Question 2. A patient is found to have an inherited mutation inactivating one copy of the RB1 gene. Why does retinoblastoma (retinal cancer) develop, when most cells in the body remain cancer-free?

Answer

The Knudson two-hit hypothesis explains this: inheriting one inactivated RB1 allele means a cell only needs to lose the remaining normal allele ("second hit") to completely eliminate Rb function. In most tissues, this second somatic mutation occurs very rarely and causes no cancer. But rapidly dividing retinal progenitor cells in early childhood undergo many divisions, significantly increasing the probability that one cell will acquire the second hit. Once both RB1 copies are lost in a retinal cell, E2F is constitutively active and the cell proliferates without restraint.
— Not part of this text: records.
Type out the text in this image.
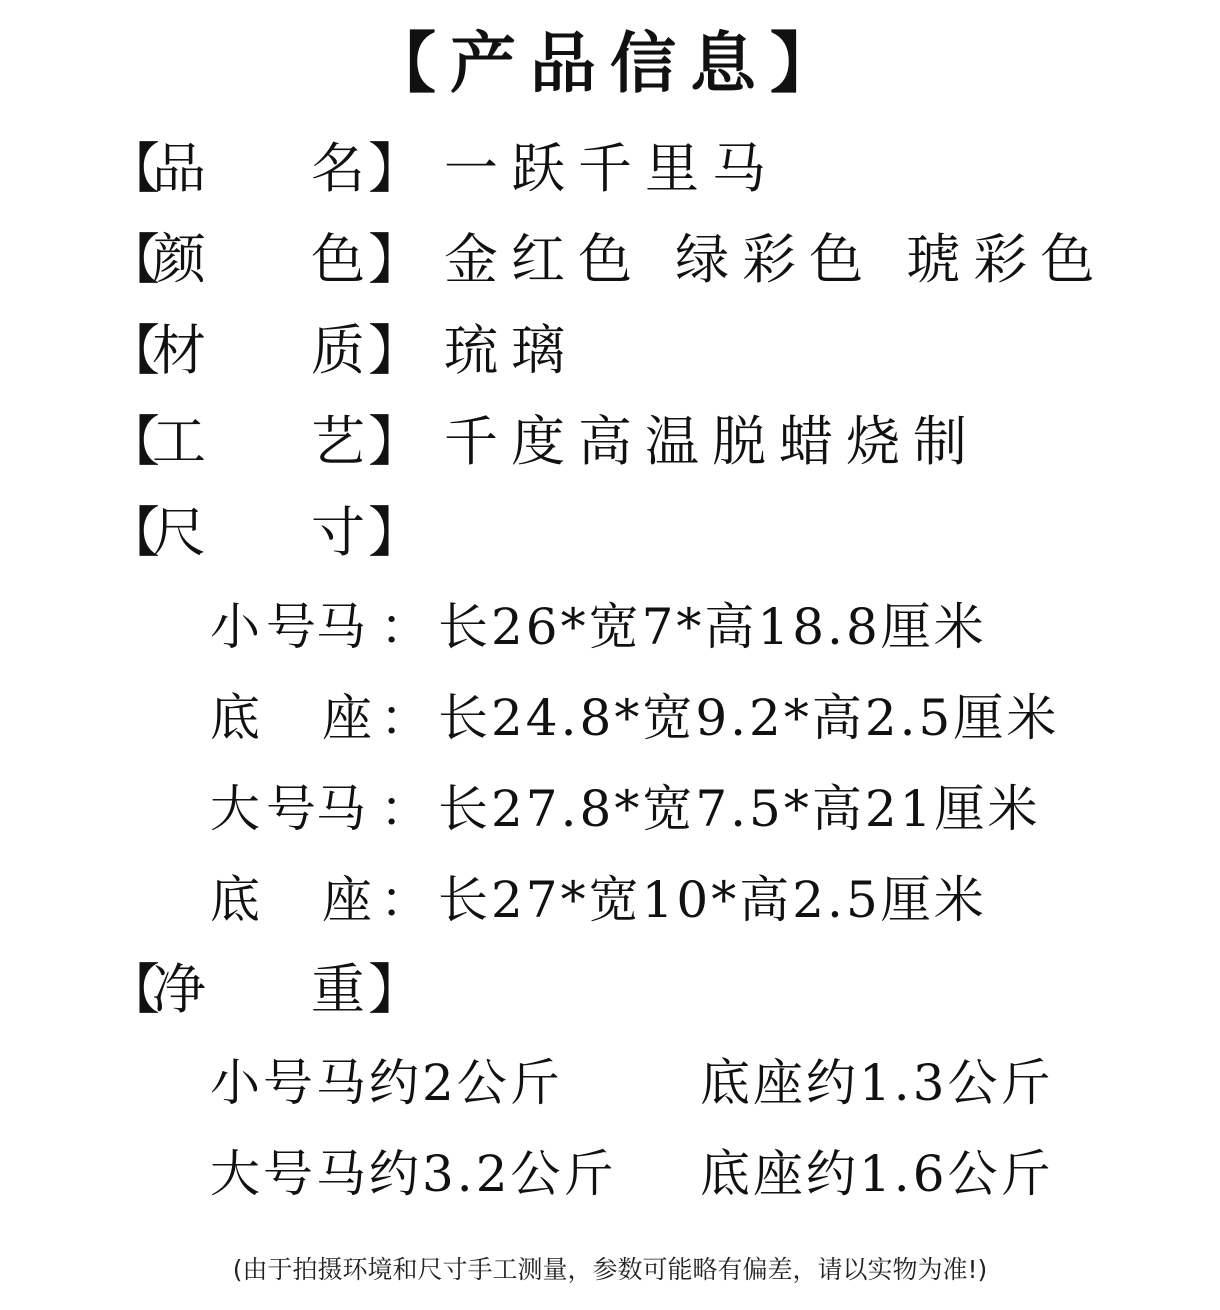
【产品信息】
【
品 名 】 一跃千里马
【
颜 色 】 金红色 绿彩色 琥彩色
【
材 质 】 琉璃
【
工 艺 】 千度高温脱蜡烧制
【
尺 寸 】
小 号马 ： 长26*宽7*高18.8厘米
底 座 ： 长24.8*宽9.2*高2.5厘米
大 号马 ： 长27.8*宽7.5*高21厘米
底 座 ： 长27*宽10*高2.5厘米
【
净 重 】
小号马约2公斤	底座约1.3公斤
大号马约3.2公斤 底座约1.6公斤
(由于拍摄环境和尺寸手工测量，参数可能略有偏差，请以实物为准!)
Question 3. How do Cyclin B levels change during the G2-to-M transition and then from metaphase to anaphase? What drives these changes?

Answer

Cyclin B accumulates through G2, forming the CDK1–Cyclin B complex (MPF) that triggers mitosis. Cyclin B levels peak in metaphase. At the metaphase-to-anaphase transition, the APC/C (anaphase-promoting complex/cyclosome, activated when SAC is satisfied) ubiquitinates Cyclin B, targeting it for proteasomal degradation. The resulting loss of MPF activity allows the cell to exit mitosis (chromosomes decondense, nuclear envelopes reform, contractile ring forms for cytokinesis).
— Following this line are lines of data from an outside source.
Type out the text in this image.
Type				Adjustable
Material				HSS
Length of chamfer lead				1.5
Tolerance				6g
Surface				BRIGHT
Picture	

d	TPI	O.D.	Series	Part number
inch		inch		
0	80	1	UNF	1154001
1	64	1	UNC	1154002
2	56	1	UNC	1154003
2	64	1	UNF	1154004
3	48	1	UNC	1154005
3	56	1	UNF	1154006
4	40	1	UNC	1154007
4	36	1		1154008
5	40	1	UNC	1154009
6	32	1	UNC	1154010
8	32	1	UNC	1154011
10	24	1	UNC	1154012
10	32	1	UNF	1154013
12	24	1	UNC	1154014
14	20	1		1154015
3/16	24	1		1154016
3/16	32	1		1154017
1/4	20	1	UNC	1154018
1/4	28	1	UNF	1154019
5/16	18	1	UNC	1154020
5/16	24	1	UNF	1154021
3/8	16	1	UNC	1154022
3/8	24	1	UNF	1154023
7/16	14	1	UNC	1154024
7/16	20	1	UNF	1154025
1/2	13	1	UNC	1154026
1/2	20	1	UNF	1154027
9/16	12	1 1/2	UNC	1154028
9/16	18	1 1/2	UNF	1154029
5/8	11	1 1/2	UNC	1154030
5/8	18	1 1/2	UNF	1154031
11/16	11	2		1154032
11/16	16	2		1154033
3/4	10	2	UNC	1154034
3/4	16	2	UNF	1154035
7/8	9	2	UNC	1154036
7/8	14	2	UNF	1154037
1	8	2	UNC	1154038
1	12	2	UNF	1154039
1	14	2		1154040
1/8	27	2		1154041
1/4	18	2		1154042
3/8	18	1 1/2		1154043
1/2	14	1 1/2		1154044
Question 4. Is an oncogene mutation dominant or recessive at the cellular level, and why?

Answer

Oncogene mutations are dominant at the cellular level because they confer a gain-of-function: the mutant protein is constitutively active and drives proliferation even in the presence of one normal allele. The normal allele cannot override the constitutively active mutant. This contrasts with tumor suppressor gene mutations, which are recessive at the cellular level (both copies must be inactivated to eliminate the suppressor function).